Rescuers intensified an increasingly desperate hunt Monday for four South Korean trekkers and three Nepalis swept away by an avalanche in the Himalayas as a guide told how he saw people carried off by the snow.
Krishna Hari Subedi was helping a Chinese trekker on the trail near the Annapurna base camp when the wall of snow hit on Friday.
"We were descending when an avalanche came rumbling down. Three people were swept down by it in front of my eyes," Subedi told AFP.
"I ducked down and my guest followed, we were safe. If we had moved forward, there was a cliff edge, we would have been swept down."
Subedi said he saw three people carried away but did not know how many others had been hit in the line of trekkers on the route.
"When we began heading down again, we heard a cry for help," he added.
"One of them survived and was walking up. It was nearly 300 metres down. When he saw us, he fainted... he was taken to a hospital."
The fate of the other two remains uncertain.
Soldiers have joined a team using drones and helicopters and digging in deep snow at 3,230 metres (10,600 feet) where the avalanche struck.
Small helicopters were being used to drop rescuers at the site, Shanta Bir Lama, president of the Nepal Mountaineering Association, told AFP.

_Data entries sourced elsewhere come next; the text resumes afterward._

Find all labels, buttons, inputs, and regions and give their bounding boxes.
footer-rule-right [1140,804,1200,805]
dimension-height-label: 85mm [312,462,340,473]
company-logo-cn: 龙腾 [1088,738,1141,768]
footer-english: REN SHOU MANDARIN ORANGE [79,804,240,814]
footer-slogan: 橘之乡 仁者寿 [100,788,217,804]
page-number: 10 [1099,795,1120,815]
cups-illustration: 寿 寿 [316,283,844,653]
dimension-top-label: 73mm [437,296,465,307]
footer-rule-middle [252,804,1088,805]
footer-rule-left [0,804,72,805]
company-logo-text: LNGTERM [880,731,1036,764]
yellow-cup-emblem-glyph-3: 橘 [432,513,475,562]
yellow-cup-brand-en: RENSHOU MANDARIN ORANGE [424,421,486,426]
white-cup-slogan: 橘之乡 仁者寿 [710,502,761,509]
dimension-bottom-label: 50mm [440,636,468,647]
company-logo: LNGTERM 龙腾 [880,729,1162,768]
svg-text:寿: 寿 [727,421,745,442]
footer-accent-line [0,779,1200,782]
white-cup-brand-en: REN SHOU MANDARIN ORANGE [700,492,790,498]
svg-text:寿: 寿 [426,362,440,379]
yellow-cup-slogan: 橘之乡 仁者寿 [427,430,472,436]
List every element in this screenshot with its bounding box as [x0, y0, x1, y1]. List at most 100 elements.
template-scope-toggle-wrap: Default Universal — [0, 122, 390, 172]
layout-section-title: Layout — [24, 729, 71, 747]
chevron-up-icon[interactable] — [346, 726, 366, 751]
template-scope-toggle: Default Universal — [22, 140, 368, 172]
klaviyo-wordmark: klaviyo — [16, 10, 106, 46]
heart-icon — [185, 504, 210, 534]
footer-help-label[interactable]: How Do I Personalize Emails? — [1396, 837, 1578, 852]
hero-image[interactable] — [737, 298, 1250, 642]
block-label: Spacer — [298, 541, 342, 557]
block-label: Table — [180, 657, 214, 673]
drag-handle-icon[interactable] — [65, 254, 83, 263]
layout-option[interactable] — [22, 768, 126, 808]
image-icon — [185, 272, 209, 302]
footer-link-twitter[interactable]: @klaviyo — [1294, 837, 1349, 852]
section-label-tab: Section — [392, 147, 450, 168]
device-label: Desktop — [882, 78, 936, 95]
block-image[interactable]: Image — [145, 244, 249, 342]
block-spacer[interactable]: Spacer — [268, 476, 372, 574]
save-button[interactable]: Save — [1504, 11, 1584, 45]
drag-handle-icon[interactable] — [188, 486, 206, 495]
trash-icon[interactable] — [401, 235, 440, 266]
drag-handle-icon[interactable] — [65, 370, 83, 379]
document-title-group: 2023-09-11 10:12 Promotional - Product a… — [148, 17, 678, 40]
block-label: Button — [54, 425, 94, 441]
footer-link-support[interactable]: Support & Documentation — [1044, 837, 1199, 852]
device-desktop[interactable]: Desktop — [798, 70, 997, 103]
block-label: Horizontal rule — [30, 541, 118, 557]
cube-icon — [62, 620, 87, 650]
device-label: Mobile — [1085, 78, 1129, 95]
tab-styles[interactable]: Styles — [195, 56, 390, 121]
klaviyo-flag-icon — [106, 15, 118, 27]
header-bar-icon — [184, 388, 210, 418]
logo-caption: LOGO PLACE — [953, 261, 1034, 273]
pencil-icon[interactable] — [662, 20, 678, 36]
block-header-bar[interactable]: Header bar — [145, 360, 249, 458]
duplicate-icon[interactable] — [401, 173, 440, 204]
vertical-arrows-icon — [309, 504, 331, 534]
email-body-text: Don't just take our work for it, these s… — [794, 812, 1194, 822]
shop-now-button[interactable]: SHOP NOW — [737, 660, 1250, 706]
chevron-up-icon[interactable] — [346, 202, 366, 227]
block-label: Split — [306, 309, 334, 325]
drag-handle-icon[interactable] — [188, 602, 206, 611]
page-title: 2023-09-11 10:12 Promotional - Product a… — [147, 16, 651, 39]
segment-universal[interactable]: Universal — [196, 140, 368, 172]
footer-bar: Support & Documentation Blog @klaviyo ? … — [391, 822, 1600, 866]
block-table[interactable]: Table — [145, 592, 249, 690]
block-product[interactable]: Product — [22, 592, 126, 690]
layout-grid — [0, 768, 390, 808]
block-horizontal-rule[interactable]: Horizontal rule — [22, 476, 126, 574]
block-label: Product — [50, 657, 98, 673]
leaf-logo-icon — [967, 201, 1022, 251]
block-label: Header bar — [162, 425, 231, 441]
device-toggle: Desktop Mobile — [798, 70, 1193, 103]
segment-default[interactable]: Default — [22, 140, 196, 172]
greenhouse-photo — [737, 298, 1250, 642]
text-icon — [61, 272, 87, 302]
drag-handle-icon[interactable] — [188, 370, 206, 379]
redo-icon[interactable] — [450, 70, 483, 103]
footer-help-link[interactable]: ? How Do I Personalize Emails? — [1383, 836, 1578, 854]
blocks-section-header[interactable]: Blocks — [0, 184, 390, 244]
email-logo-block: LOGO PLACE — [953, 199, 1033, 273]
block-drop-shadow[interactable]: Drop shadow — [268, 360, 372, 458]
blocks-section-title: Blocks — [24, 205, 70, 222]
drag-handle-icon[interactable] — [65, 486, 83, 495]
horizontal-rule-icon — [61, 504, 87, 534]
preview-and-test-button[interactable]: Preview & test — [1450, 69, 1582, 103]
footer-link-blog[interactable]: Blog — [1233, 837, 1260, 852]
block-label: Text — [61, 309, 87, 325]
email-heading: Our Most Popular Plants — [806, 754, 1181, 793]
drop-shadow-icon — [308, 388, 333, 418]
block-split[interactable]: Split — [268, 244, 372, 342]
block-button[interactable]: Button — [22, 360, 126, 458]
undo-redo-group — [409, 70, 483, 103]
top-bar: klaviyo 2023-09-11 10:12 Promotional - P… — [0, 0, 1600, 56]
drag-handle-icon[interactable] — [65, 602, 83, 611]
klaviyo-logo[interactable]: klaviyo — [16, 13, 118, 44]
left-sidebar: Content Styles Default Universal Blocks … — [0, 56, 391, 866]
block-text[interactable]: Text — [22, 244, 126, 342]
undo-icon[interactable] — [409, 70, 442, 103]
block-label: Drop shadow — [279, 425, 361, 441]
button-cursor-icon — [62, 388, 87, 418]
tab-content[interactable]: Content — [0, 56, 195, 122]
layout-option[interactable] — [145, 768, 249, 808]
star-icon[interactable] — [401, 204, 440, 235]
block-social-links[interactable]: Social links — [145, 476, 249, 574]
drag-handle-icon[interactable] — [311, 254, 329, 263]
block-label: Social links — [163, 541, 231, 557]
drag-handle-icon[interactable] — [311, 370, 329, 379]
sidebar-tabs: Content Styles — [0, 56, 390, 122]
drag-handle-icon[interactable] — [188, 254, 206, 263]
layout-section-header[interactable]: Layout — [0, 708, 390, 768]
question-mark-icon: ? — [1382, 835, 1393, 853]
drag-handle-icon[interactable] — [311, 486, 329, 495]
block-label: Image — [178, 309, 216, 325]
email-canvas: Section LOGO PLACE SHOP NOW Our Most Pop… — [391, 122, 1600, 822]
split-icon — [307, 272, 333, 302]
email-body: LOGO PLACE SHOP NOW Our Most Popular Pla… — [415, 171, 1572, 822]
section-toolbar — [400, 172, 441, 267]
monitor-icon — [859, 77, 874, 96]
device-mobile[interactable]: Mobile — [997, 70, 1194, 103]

"The narrowness of the area makes the search difficult," explained Lama.
"There is also a lot of snow. But teams today will try to remove the snow and search. Devices are also being used," he added.
A nine-member army team has joined the operation while the South Korean embassy also sent an official to assist.
"The snow from the avalanche is piled four to five metres deep at the site. No signs of the missing have been reported as of Monday," an official of the South's foreign ministry said.
Experts say there is a very low chance of survival for those buried in an avalanche for more than two hours.
Relatives of the missing Koreans who arrived in Kathmandu on Saturday have also visited the avalanche area.
Six of the missing were part of the same expedition, while one Nepali porter was escorting a different group.
The four foreigners -- two men and two women -- were part of an 11-member South Korean team. Others have safely descended.
Education officials in Seoul said they were part of a team of volunteer teachers working with children in Nepal.
Helicopters were sent out on Saturday to rescue about 200 people stranded around Annapurna and other nearby mountains after the avalanche.
Annapurna is an avalanche-prone and technically difficult mountain range with a higher death rate than Everest, the world's highest peak.
Thousands of trekkers visit the route every year for its stunning views of the Himalayas.
A snowstorm killed about 40 people on the circuit in 2014, in one of the biggest trekking tragedies to hit Nepal.